Présentation

Après la présentation à la médiathèque le 3 octobre 2025 par Jérémy Moisset sur le “dérèglement climatique” à travers un récit personnel en quête du monde d’après, via les médias numériques, au prisme des arts et des sciences (voir lien) plusieurs personnes ont manifesté leur envie d’ouvrir les discussions sur une dynamique locale pour réfléchir sur notre propre mode de vie et nos capacités d’agir.

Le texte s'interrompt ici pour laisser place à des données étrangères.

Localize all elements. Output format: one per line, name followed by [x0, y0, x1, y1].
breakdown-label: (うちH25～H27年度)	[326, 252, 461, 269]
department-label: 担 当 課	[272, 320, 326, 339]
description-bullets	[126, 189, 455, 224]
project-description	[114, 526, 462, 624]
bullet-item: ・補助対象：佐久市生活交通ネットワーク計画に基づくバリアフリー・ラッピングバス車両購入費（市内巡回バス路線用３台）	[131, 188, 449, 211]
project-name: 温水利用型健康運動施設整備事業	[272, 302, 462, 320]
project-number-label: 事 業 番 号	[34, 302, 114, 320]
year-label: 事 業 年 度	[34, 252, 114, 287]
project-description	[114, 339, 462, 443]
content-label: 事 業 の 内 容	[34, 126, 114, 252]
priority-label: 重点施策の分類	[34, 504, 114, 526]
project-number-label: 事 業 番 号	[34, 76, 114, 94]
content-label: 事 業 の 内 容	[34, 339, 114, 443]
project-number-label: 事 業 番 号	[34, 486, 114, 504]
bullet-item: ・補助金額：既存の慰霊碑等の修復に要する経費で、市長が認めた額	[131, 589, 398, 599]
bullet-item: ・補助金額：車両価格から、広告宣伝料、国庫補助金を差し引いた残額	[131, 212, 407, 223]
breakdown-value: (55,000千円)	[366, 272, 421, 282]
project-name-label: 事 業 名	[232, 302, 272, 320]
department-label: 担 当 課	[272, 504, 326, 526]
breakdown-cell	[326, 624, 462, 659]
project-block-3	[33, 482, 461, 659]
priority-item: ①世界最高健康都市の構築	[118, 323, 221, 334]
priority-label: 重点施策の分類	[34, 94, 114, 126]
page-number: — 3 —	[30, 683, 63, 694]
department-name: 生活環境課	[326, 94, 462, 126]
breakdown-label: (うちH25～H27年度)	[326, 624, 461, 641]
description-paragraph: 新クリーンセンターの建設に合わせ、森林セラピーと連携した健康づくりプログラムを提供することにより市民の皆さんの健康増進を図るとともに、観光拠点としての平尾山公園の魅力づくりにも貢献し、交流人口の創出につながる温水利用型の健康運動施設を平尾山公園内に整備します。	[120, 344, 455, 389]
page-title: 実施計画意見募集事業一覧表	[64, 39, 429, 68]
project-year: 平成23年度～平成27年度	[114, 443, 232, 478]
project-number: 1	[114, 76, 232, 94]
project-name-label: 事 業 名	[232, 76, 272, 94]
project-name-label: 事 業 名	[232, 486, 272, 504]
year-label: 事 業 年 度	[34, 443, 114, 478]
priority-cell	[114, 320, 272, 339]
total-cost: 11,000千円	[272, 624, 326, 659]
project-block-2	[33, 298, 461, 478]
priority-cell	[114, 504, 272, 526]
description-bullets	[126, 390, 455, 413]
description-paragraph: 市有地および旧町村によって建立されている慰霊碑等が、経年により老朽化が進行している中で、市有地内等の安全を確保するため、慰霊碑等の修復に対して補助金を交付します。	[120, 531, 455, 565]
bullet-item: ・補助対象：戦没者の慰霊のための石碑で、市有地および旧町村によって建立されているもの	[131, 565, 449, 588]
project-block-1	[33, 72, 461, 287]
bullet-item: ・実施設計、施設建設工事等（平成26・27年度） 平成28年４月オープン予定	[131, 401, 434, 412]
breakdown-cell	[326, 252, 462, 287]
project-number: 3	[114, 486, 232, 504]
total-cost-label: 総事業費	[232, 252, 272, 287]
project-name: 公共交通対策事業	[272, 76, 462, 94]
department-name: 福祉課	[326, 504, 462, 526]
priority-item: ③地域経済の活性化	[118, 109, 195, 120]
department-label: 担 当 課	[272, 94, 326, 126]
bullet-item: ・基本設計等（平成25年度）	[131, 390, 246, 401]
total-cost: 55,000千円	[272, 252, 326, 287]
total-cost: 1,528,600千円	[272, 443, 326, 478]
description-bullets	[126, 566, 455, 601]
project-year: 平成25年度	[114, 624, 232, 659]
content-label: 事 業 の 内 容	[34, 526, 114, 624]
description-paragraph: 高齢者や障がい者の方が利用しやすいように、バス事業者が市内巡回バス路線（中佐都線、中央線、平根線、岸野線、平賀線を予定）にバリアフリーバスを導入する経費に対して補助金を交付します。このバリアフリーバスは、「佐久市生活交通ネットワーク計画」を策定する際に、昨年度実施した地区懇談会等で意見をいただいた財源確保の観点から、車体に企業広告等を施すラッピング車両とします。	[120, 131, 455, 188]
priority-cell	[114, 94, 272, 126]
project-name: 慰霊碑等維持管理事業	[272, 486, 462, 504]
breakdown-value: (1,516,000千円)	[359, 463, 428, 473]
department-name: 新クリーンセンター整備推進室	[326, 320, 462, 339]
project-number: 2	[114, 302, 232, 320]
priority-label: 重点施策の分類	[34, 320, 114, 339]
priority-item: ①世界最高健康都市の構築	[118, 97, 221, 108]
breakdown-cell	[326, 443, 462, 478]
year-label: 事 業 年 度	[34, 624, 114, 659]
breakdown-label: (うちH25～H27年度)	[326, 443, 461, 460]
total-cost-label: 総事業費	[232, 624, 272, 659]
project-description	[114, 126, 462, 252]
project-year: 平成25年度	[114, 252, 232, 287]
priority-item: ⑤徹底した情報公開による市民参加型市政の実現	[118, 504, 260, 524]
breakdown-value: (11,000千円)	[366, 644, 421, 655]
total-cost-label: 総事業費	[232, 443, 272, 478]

Des premiers échanges ont été riches de sens mais aussi de légèreté, car nous nous retrouvons dans le paradoxe de vivre dans un monde qui ne tourne pas rond et qui fonce vers son effondrement, et en même temps de vivre au quotidien dans un certain bien-être personnel à une échelle locale ou proche (famille, ami, territoire, travail, association, voisinage, ….), ce qui est déjà satisfaisant, voire nécessaire, mais pas suffisant et peut-être aussi dans l’acceptation d’une certaine fatalité à ne pas pouvoir faire plus.

Si l’engagement est un concept propre à chacun, nous sommes intimement convaincus qu’il y a un manque d’espace et de temps caractéristique de notre monde moderne. Le réseau est donc né de l’idée d’imaginer des possibles à plus grand nombre, à commencer par se rencontrer avec l’intuition que nous sommes pas seuls à ressentir ces réflexions, ces émotions et ce désir de construire un nouveau récit.

Nous nous sommes rencontrés à deux reprises, le 15 décembre 2025 et le 20 janvier 2026, où nous étions une vingtaine de personnes à chaque fois.

Dans un premier temps et dans l’idée de constituer une base humaine solide, nous sommes plutôt dans une proximité d’idées et de choix de mode de vie, ce qui peut-être critiquable quant à l’entre-soi. Mais cette question d’ouverture est aussi à la base de réflexion pour élargir le mouvement, sans prosélytisme ni sectarisme.

Nous avons donc discuté et échangé d’abord sur les besoins et les envies de chacun. La réflexion sur la définition du réseau est un long chantier qui demandera encore du temps, mais l’idée de se structurer collectivement fait son chemin. (voir ci-dessous)

Nous avons ensuite commencé à se plonger dans la réalité des actions possibles à mettre en œuvre, dans une logique de « Territoires en Transition », inspirés par le mouvement « Colibris » de Pierre Rabhi ou par le « réseau des Tempêtes » de Pablo Servigne. (voir ci-dessous)

Animé par le désir de monter un mouvement collectif et démocratique, nous expérimentons des modes de discussions et d’actions issus des théories de l’intelligence collective afin de proposer une sorte de plateforme et laboratoire d’idées.

La passion et les rêves sont comme le temps, rien ne peut les arrêter, et il en sera ainsi tant qu’il y aura des hommes prêts à donner un sens au mot « LIBERTE ».